Procès en appel à Rabat : le sort des 18 supporters sénégalais détenus au Maroc fixé aujourd’hui
Depuis le 18 janvier 2026, dix-huit supporteurs sénégalais sont détenus au Maroc après leur interpellation durant la nuit de la finale de la CAN 2025. Poursuivis pour des faits qualifiés de hooliganisme, de violences et de dégradations, ils contestent les accusations qui pèsent contre eux. Le 30 mars, leur procès en appel s’est tenu à Rabat et une décision devait être rendue.

Leurs proches au Sénégal ont fait part de vives inquiétudes quant à l’état de santé des détenus.
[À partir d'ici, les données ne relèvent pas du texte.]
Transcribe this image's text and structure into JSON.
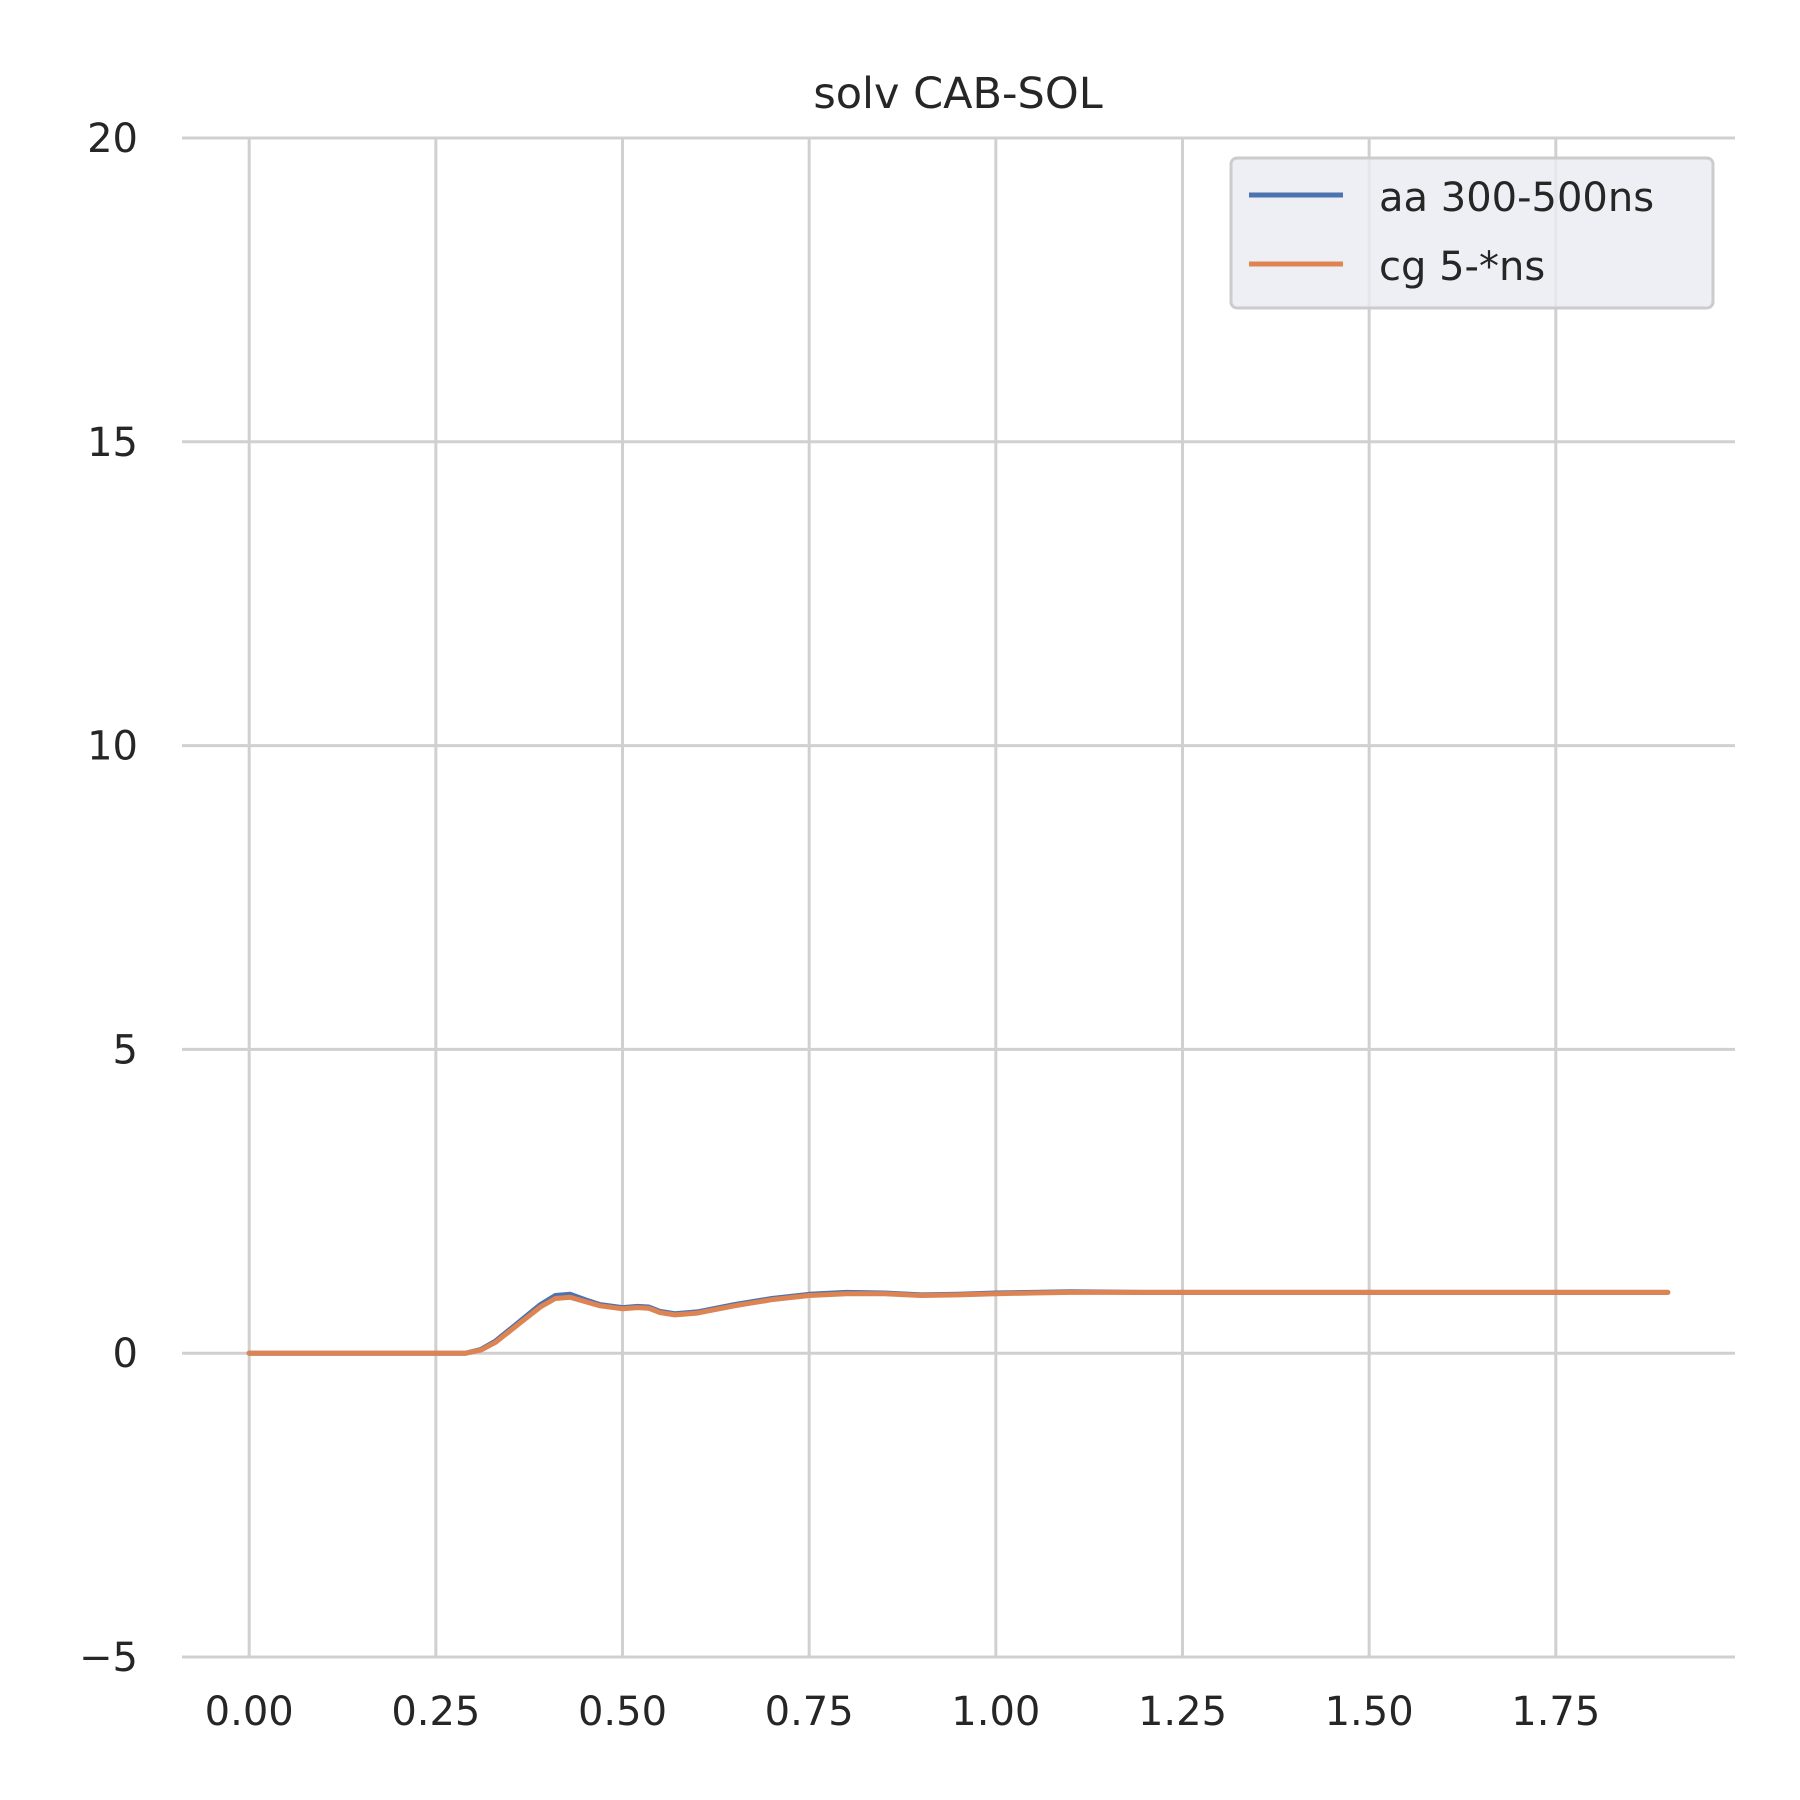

Dans un communiqué, l’ASC Lebougui Dangou de Rufisque indique que plusieurs prisonniers souffriraient de pathologies importantes, qu’on leur administrerait des traitements à effet sédatif et que leurs demandes d’être conduits à l’infirmerie ou à l’hôpital seraient restées sans suite. L’association précise aussi que certains détenus ont refusé de prendre ces médicaments et avertit que des décès pourraient survenir si l’État sénégalais et les autorités compétentes n’interviennent pas en urgence.
La procédure en appel avait démarré le 16 mars à Rabat mais avait été reportée au 30 mars à la demande de la défense. C’est à cette audience que devait être tranchée la situation des dix-huit hommes.
Déroulement des faits et suite judiciaire
Le 18 janvier 2026, le Sénégal s’est imposé face au Maroc sur le score de 1-0 à l’issue d’une finale disputée. Des incidents se sont produits aux abords du stade de Rabat après le match, entraînant l’arrestation de dix-huit supporteurs sénégalais poursuivis pour hooliganisme, jets de projectiles et dégradations de biens.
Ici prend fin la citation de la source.